On 05.02.2016 02:26, srinivas devaki wrote:
> as I come to think of it again, it is not subheap, it actually heap cut at
> some level hope you get the idea from the usage of _siftup. so even though
> the `pos` children are valid the _siftup brings down the new element (i.e
> the element which is at first at `pos`) upto its leaf level and then again
> it is brought up by using _siftdown. why do the redundant work when it can
> simply breakout?

The heapq module itself has a very extensive documentation inside. This 
is what it says for _siftup. I think this is sort of an optimization 
that works pretty well (cf. the numbers) for popping off the FIRST item:

"""

# The child indices of heap index pos are already heaps, and we want to 
make # a heap at index pos too. We do this by bubbling the smaller child 
of # pos up (and so on with that child's children, etc) until hitting a 
leaf, # then using _siftdown to move the oddball originally at index pos 
into place. # # We *could* break out of the loop as soon as we find a 
pos where newitem <= # both its children, but turns out that's not a 
good idea, and despite that # many books write the algorithm that way. 
During a heap pop, the last array # element is sifted in, and that tends 
to be large, so that comparing it # against values starting from the 
root usually doesn't pay (= usually doesn't # get us out of the loop 
early).
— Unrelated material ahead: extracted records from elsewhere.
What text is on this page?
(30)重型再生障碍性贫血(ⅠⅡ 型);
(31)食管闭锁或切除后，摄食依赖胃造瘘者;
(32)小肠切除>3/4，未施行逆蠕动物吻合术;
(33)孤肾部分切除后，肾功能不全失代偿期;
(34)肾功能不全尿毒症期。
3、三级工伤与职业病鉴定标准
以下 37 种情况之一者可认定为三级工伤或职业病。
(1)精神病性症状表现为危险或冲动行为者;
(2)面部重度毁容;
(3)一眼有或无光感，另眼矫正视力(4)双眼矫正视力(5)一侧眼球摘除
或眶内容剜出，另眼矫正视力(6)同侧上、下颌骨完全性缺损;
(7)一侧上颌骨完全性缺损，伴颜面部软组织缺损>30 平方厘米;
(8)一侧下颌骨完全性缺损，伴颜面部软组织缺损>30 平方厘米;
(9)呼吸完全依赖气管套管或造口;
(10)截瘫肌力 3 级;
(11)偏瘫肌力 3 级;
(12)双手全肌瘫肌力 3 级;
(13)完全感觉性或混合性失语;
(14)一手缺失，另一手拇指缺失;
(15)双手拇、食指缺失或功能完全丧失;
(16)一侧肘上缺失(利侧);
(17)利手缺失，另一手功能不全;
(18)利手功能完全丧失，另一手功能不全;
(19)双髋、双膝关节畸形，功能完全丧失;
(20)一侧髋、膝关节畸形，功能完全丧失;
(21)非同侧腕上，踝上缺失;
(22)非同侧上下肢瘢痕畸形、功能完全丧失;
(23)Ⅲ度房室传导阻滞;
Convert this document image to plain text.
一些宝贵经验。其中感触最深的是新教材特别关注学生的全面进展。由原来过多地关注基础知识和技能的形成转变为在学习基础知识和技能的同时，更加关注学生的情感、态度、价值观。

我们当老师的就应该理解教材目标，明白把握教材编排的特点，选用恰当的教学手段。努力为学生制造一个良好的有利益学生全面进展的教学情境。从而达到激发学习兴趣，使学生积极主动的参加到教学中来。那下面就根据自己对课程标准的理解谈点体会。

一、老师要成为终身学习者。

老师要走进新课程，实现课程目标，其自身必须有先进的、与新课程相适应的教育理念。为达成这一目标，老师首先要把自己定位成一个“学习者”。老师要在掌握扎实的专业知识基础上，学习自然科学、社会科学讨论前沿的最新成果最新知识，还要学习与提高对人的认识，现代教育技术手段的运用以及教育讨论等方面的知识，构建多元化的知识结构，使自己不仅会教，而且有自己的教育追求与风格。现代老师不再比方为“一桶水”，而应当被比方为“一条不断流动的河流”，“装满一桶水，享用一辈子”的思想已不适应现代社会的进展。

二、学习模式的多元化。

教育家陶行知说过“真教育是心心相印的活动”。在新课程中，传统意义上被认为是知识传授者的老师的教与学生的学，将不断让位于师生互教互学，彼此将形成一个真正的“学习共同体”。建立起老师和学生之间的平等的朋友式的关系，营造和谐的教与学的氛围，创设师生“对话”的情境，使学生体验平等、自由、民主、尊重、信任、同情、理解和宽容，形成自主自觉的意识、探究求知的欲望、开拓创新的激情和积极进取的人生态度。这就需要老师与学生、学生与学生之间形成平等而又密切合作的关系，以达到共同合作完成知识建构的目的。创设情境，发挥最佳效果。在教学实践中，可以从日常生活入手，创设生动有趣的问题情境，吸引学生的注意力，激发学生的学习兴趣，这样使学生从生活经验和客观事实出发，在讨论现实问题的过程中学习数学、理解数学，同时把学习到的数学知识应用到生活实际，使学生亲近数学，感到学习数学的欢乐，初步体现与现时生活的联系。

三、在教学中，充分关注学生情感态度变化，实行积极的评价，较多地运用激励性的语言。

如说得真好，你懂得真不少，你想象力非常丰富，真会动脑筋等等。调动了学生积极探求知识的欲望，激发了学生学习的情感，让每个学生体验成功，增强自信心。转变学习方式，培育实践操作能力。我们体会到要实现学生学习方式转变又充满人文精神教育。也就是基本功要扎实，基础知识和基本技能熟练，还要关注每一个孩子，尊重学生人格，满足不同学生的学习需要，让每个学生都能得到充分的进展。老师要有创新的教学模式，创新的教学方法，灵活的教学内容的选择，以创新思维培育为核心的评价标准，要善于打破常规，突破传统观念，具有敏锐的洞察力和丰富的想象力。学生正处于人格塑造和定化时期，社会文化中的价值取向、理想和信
See Knuth, Volume 3, where this is # explained and quantified in 
an exercise. # # Cutting the # of comparisons is important, since these 
routines have no # way to extract "the priority" from an array element, 
so that intelligence # is likely to be hiding in custom comparison 
methods, or in array elements # storing (priority, record) tuples. 
Comparisons are thus potentially # expensive. # # On random arrays of 
length 1000, making this change cut the number of # comparisons made by 
heapify() a little, and those made by exhaustive # heappop() a lot, in 
accord with theory. Here are typical results from 3 # runs (3 just to 
demonstrate how small the variance is): # # Compares needed by heapify 
Compares needed by 1000 heappops # -------------------------- 
-------------------------------- # 1837 cut to 1663 14996 cut to 8680 # 
1855 cut to 1659 14966 cut to 8678 # 1847 cut to 1660 15024 cut to 8703 
# # Building the heap by using heappush() 1000 times instead required # 
2198, 2148, and 2219 compares: heapify() is more efficient, when # you 
can use it. # # The total compares needed by list.sort() on the same 
lists were 8627, # 8627, and 8632 (this should be compared to the sum of 
heapify() and # heappop() compares): list.sort() is (unsurprisingly!) 
more efficient # for sorting.

"""

What do you think about our use-case?

> _siftup and _siftdown are functions from python standard heapq module.
>
> PS: I do competitive programming, I use these modules every couple of days
> when compared to other modules. so didn't give much thought when posting to
> the mailing list. sorry for that.

Competitive programming? That sounds interesting. :)

Best,
Sven

[toc] | [prev] | [next] | [standalone]

#102523

From	Bernardo Sulzbach <mafagafogigante@gmail.com>
Date	2016-02-05 12:48 -0200
Message-ID	<mailman.8.1454683705.19407.python-list@python.org>
In reply to	#102508

On 02/05/2016 12:42 PM, Sven R. Kunze wrote:
>>
>> PS: I do competitive programming, I use these modules every couple of
>> days
>> when compared to other modules. so didn't give much thought when
>> posting to
>> the mailing list. sorry for that.
>
> Competitive programming? That sounds interesting. :)
>

I wonder why you *can* use this amount of already done stuff in 
competitive programming. When I was into that you could use what the 
standard library of the language gave you and nothing else.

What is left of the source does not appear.